Yıl boyunca çok sayıda turisti ağırlayan Málaga, aynı zamanda İspanya’nın dünyaca ünlü iki ismi ressam Pablo Picasso ve oyuncu Antonio Banderas’ın doğum yeri. Eski ve yeniyi kusursuz bir şekilde buluşturan şehirde önceliğimiz tarihin izini sürmek oluyor. 11. yüzyılda Hammudi Hanedanı tarafından inşa edilen Alcazaba ilk durağımız oluyor. İspanya’da Arap dönemine ait en iyi korunmuş saray olan Alcazaba, Arapça kale anlamına geliyor. Alcazaba’nın içinde yer alan Arkeoloji Müzesi’nde Roman mozaikleri ve Mağribi seramikleri sergileniyor. Alcazaba’yı korumak için 14 yüzyılda inşa edilen Castillo de Gibralfaro, şehrin geçmişinde bir yolculuğa çıkmak ve Málaga’yı tepeden görmek için mutlaka uğranması gereken noktalardan. Alcazaba’nın aşağısında yer alan, 1. yüzyılda İmparator Augustus’un inşa ettirdiği, 3. yüzyıla kadar aktif olarak çalışan Roman Tiyatrosu, 1951 yılında bir tesadüf sonucu keşfedilmiş. Yaklaşık 40 yıl süren restorasyon çalışmalarından sonra 2011 yılında performans alanı olarak kullanılmaya başlanan Roman Tiyatrosu, özellikle yaz aylarında birçok etkinliğe sahne oluyor. Bahar tadında geçen kış aylarında ise çevresi sokak müzisyenleriyle her daim hareketli. 1528 ve 1782 yılları arasında Rönesans mimari geleneğine bağlı olarak inşa edilen Málaga Katedrali ihtişamıyla bizi gördüğümüz anda büyüledi. Katedral, orijinal planda olmasına rağmen ikinci kulesi yapılamadığı için La Manquita (Tek Kollu Kadın) olarak adlandırılıyor.

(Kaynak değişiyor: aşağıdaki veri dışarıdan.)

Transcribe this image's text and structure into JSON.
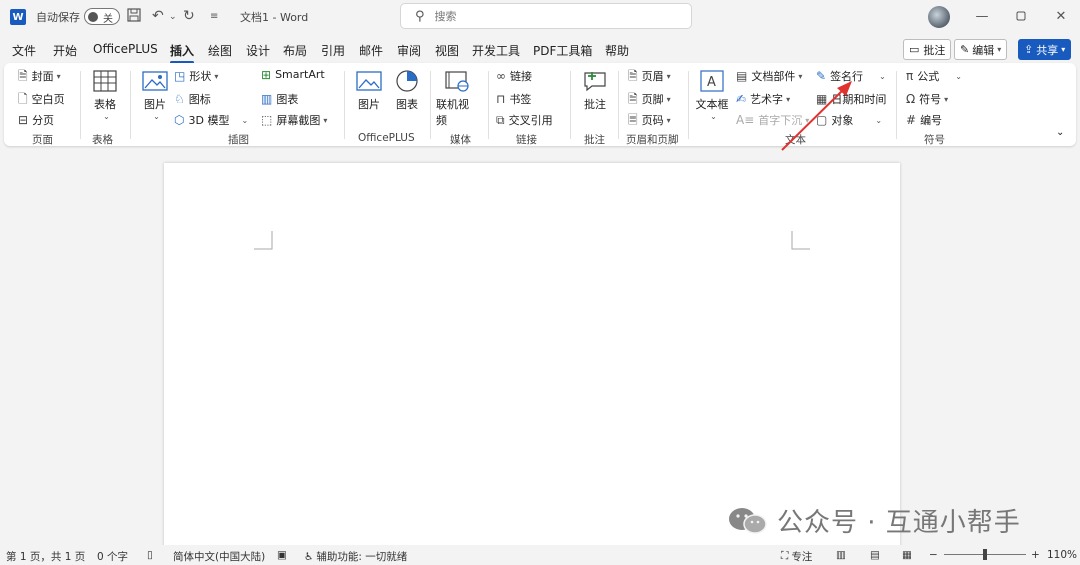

Şehrin tarihi yerlerini gezdikten sonra denizden daha fazla uzak duramıyoruz; dünyadaki en eski limanlardan biri olan ve önemli cruise terminallerinden biri olan Málaga Limanı’nda alıyoruz soluğu. Kafe, restoran, butik ve müzelerin yer aldığı Palmeral de las Sorpresas (The Palm Garden of Surprises) ile eski liman modern bir çehreye kavuşmuş. Palmeral de las Sorpresas özellikle çocuklu ailelerin mutlaka uğraması gereken adreslerden. Palmiye ağaçları ve tropikal bitkilerin de yer aldığı alanda Segway kiralayıp turlayabiliyorsunuz. Palmeral de las Sorpresas, aynı zamanda Paris dışındaki ilk Centre Pompidou’ya ev sahipliği yapıyor. Cam bir kübün içinde yer alan kültür merkezinde Frida Kahlo, Max Ernst, René Magritte, Francis Bacon’ın resimleri ve fotoğrafları da sergileniyor. Centre Pompidou’da çocuklara yönelik atölyeler de düzenleniyor.

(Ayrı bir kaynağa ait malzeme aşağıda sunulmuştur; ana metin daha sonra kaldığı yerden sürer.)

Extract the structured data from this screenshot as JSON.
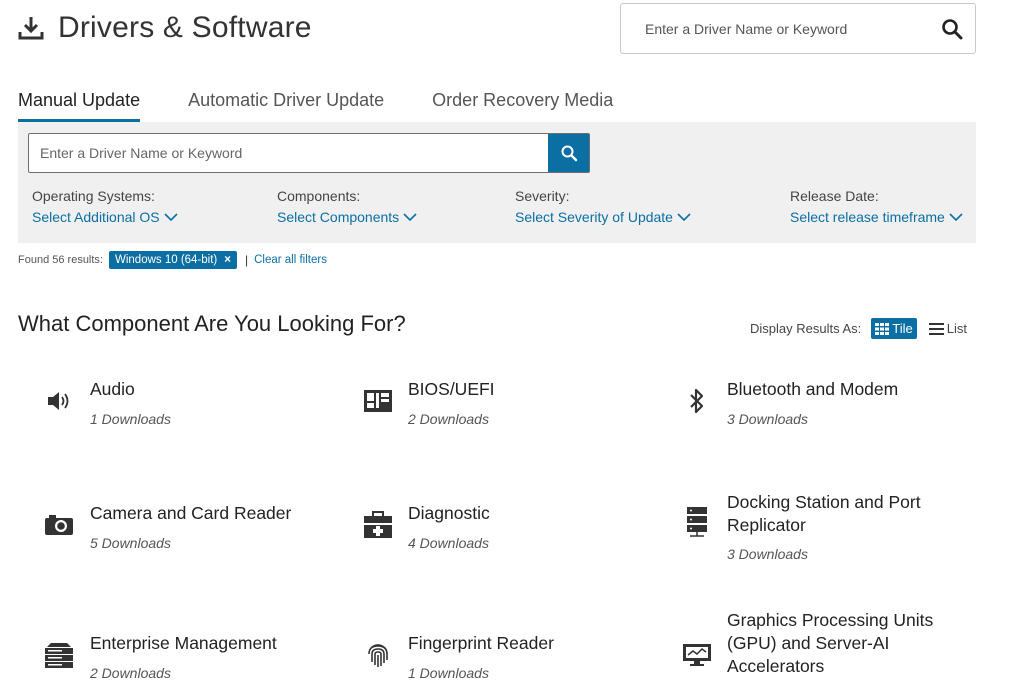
{
  "header": {
    "title": "Drivers & Software",
    "search_placeholder": "Enter a Driver Name or Keyword"
  },
  "tabs": [
    {
      "label": "Manual Update",
      "active": true
    },
    {
      "label": "Automatic Driver Update",
      "active": false
    },
    {
      "label": "Order Recovery Media",
      "active": false
    }
  ],
  "filters": {
    "search_placeholder": "Enter a Driver Name or Keyword",
    "os": {
      "label": "Operating Systems:",
      "select": "Select Additional OS"
    },
    "components": {
      "label": "Components:",
      "select": "Select Components"
    },
    "severity": {
      "label": "Severity:",
      "select": "Select Severity of Update"
    },
    "release": {
      "label": "Release Date:",
      "select": "Select release timeframe"
    }
  },
  "results": {
    "found_text": "Found 56 results:",
    "chip": "Windows 10 (64-bit)",
    "chip_close": "×",
    "separator": "|",
    "clear": "Clear all filters"
  },
  "section": {
    "title": "What Component Are You Looking For?",
    "display_as": "Display Results As:",
    "tile_label": "Tile",
    "list_label": "List"
  },
  "components": [
    {
      "name": "Audio",
      "count": "1 Downloads",
      "icon": "speaker-icon"
    },
    {
      "name": "BIOS/UEFI",
      "count": "2 Downloads",
      "icon": "bios-chip-icon"
    },
    {
      "name": "Bluetooth and Modem",
      "count": "3 Downloads",
      "icon": "bluetooth-icon"
    },
    {
      "name": "Camera and Card Reader",
      "count": "5 Downloads",
      "icon": "camera-icon"
    },
    {
      "name": "Diagnostic",
      "count": "4 Downloads",
      "icon": "diagnostic-kit-icon"
    },
    {
      "name": "Docking Station and Port Replicator",
      "count": "3 Downloads",
      "icon": "docking-station-icon"
    },
    {
      "name": "Enterprise Management",
      "count": "2 Downloads",
      "icon": "server-icon"
    },
    {
      "name": "Fingerprint Reader",
      "count": "1 Downloads",
      "icon": "fingerprint-icon"
    },
    {
      "name": "Graphics Processing Units (GPU) and Server-AI Accelerators",
      "count": "",
      "icon": "monitor-icon"
    }
  ],
  "colors": {
    "accent": "#0b6fa4",
    "panel": "#f0f0f0"
  }
}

Resim sanatının efsane isimlerinden Pablo Picasso’nun farklı dönemlerini gözler önüne seren Museo Picasso, Málaga’nın en çok ziyaret edilen adresleri arasında başı çekiyor. Biz müzeye vardığımızda henüz açılmamıştı ve kapının önünde hatrı sayılır bir kuyruk vardı. Müzeye ev sahipliği yapan Palacio de Buenavista, 16. yüzyılda inşa edilmiş ve Endülüs mimarisini yansıtan etkileyici bir yapı. Müzede Pablo Picasso’nun torunu Bernard Ruiz-Picasso ve gelini Christine Picasso’nun bağışladığı eserler sergileniyor. Müzeyi gezdiğinizde ilk akademik çalışmalarından, Kübizm’e ve seramik çalışmalarına kadar Picasso’nun farklı dönemlerine şahitlik ediyorsunuz. Müzeyi arzu ederseniz rehber eşliğinde de gezebiliyorsunuz.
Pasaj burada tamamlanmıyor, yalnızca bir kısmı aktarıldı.